Two campuses of the City University of New York went into lockdown after receiving bomb threats Thursday afternoon, police said.

According to the NYPD, school officials from both colleges—York in Jamaica and Queens in Flushing—received anonymous bomb threats via email at roughly the same time, around 12:50 p.m., claiming explosives were left to detonate at both campuses.

Police from the 103rd Precinct assisted with the evacuation of the schools.

The NYPD’s Emergency Services Unit was dispatched but was unable to find any explosive devices on either campus. Both colleges were cleared shortly before 3 p.m.

“Making threats like these are dangerous and disgusting,” Queens Borough President Donovan Richards wrote in a post on X, formerly Twitter. “We won’t stand for this in Queens.”

Mr. Richards said his office was monitoring the situation.

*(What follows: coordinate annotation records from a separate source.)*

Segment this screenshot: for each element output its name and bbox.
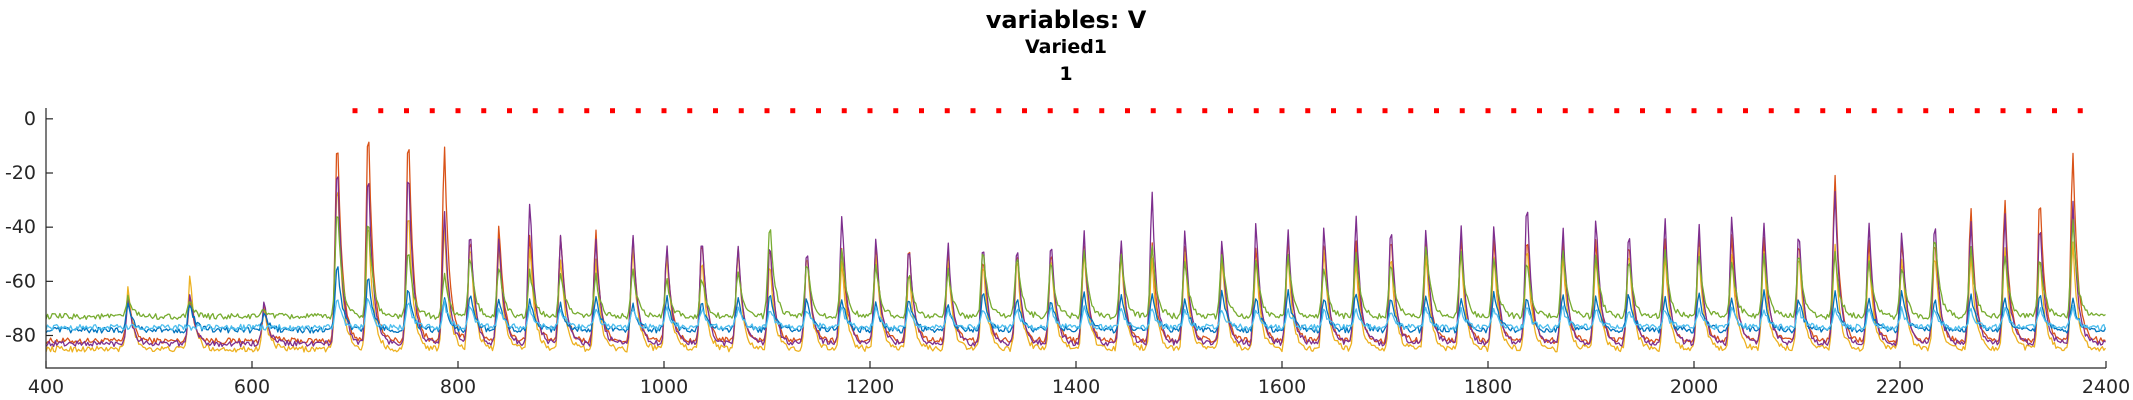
x-tick-label: 800	[440, 376, 476, 398]
x-tick-label: 1800	[1464, 376, 1512, 398]
event-marker	[1820, 108, 1826, 114]
event-marker	[1253, 108, 1259, 114]
event-marker	[1305, 108, 1311, 114]
event-marker	[816, 108, 821, 114]
event-marker	[1640, 108, 1645, 114]
x-tick-label: 600	[234, 376, 270, 398]
event-marker	[687, 108, 693, 114]
event-marker	[352, 108, 358, 114]
x-tick-label: 2000	[1670, 376, 1718, 398]
chart-title: variables: V	[986, 6, 1147, 34]
event-marker	[2000, 108, 2006, 114]
series-line	[46, 216, 2106, 320]
y-tick-label: 0	[24, 108, 36, 130]
event-marker	[1408, 108, 1414, 114]
event-marker	[1923, 108, 1929, 114]
x-tick-label: 1400	[1052, 376, 1100, 398]
event-marker	[2077, 108, 2083, 114]
event-marker	[1279, 108, 1285, 114]
y-axis: 0 -20 -40 -60 -80	[5, 108, 53, 347]
event-marker	[1125, 108, 1130, 114]
event-marker	[2026, 108, 2032, 114]
event-marker	[1691, 108, 1697, 114]
x-tick-label: 1600	[1258, 376, 1306, 398]
event-marker	[429, 108, 435, 114]
event-marker	[1846, 108, 1851, 114]
event-marker	[1665, 108, 1671, 114]
axes-box	[45, 108, 2106, 369]
event-marker	[1099, 108, 1105, 114]
event-marker	[1047, 108, 1053, 114]
x-tick-label: 2400	[2082, 376, 2130, 398]
event-marker	[1897, 108, 1903, 114]
event-marker	[1022, 108, 1027, 114]
y-tick-label: -40	[5, 216, 36, 238]
y-tick-label: -20	[5, 162, 36, 184]
event-marker	[558, 108, 564, 114]
event-marker	[867, 108, 873, 114]
event-marker	[584, 108, 590, 114]
event-marker	[1202, 108, 1208, 114]
event-marker	[610, 108, 615, 114]
event-marker	[1871, 108, 1877, 114]
event-marker	[764, 108, 770, 114]
event-marker	[507, 108, 512, 114]
traces-layer	[46, 141, 2106, 353]
event-marker	[893, 108, 899, 114]
event-marker	[841, 108, 847, 114]
event-marker	[970, 108, 976, 114]
event-marker	[1562, 108, 1568, 114]
event-marker	[481, 108, 487, 114]
event-marker	[532, 108, 538, 114]
event-marker	[1073, 108, 1079, 114]
series-line	[46, 297, 2106, 331]
event-marker	[1511, 108, 1517, 114]
event-marker	[1768, 108, 1774, 114]
event-marker	[996, 108, 1002, 114]
x-axis: 400 600 800 1000 1200 1400 1600 1800 2000 2200 240…	[28, 361, 2130, 398]
x-tick-label: 1200	[846, 376, 894, 398]
chart-subtitle: Varied1	[1025, 36, 1107, 58]
event-marker	[1150, 108, 1156, 114]
event-marker	[1794, 108, 1800, 114]
event-marker	[1459, 108, 1465, 114]
x-tick-label: 400	[28, 376, 64, 398]
chart-subtitle-2: 1	[1059, 63, 1072, 85]
event-marker	[635, 108, 641, 114]
event-marker	[378, 108, 384, 114]
event-marker	[1228, 108, 1233, 114]
event-marker	[1176, 108, 1182, 114]
event-marker	[1485, 108, 1491, 114]
event-marker	[1537, 108, 1542, 114]
x-tick-label: 2200	[1876, 376, 1924, 398]
event-marker	[1949, 108, 1954, 114]
x-tick-label: 1000	[640, 376, 688, 398]
event-marker	[2052, 108, 2057, 114]
event-marker	[1614, 108, 1620, 114]
event-marker	[1382, 108, 1388, 114]
event-marker	[944, 108, 950, 114]
series-line	[46, 266, 2106, 334]
event-marker	[1331, 108, 1336, 114]
event-marker	[738, 108, 744, 114]
event-marker	[661, 108, 667, 114]
event-marker	[1588, 108, 1594, 114]
event-marker	[919, 108, 924, 114]
y-tick-label: -60	[5, 270, 36, 292]
series-line	[46, 176, 2106, 348]
event-marker	[404, 108, 409, 114]
event-marker	[713, 108, 718, 114]
event-marker	[1974, 108, 1980, 114]
event-marker	[1743, 108, 1748, 114]
event-marker	[790, 108, 796, 114]
event-marker	[455, 108, 461, 114]
y-tick-label: -80	[5, 325, 36, 347]
event-marker	[1356, 108, 1362, 114]
event-marker	[1717, 108, 1723, 114]
event-marker	[1434, 108, 1439, 114]
event-markers	[352, 108, 2083, 114]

He thanked the staff at the university, and the NYPD for their help in keeping the students safe.

Deputy Inspector Ralph Clement, the commanding officer at NYPD’s 103rd Precinct, confirmed it was a bomb threat sent by email.

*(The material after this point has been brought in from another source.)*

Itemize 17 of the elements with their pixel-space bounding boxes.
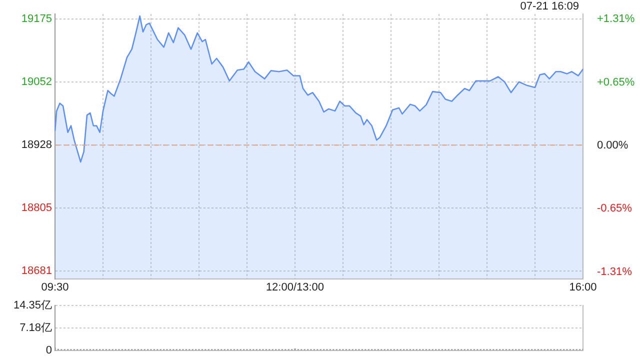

“So we are taking precautions just to make sure it is not a bomb,” Mr. Clement told The Queens Courier. “These things happen, not often, but they happen. So we have to go the full route with it because God forbid it’s real.”

Even though both schools were cleared, both decided to keep the campuses shut for the rest of the day. Classes and work will resume on schedule and in-person in both schools tomorrow.

York College announced on its website that all classes went remote as of 1:15 p.m.

At Queens College, all classes went remote as of 2:30 p.m.

“A credible threat was received by Queens College earlier today,” the school announced.

“The campus community was advised to work and attend classes remotely for the remainder of the day. All classes and business services will resume on schedule tomorrow.”

Political science professor Michael Sharpe told the Courier that he only became aware of the situation when he saw the students departing in droves as he arrived on York’s campus to administer an exam.

“I’m shocked,” Mr. Sharpe said. “I’ve been here for 16 years and this is the first time I’ve seen this.”

So far, no arrests have been made, the NYPD said, but an investigation is running to identify the source of the bomb threats.

Making bomb threats is a class D felony in the State of New York, punishable by up to 7 years imprisonment.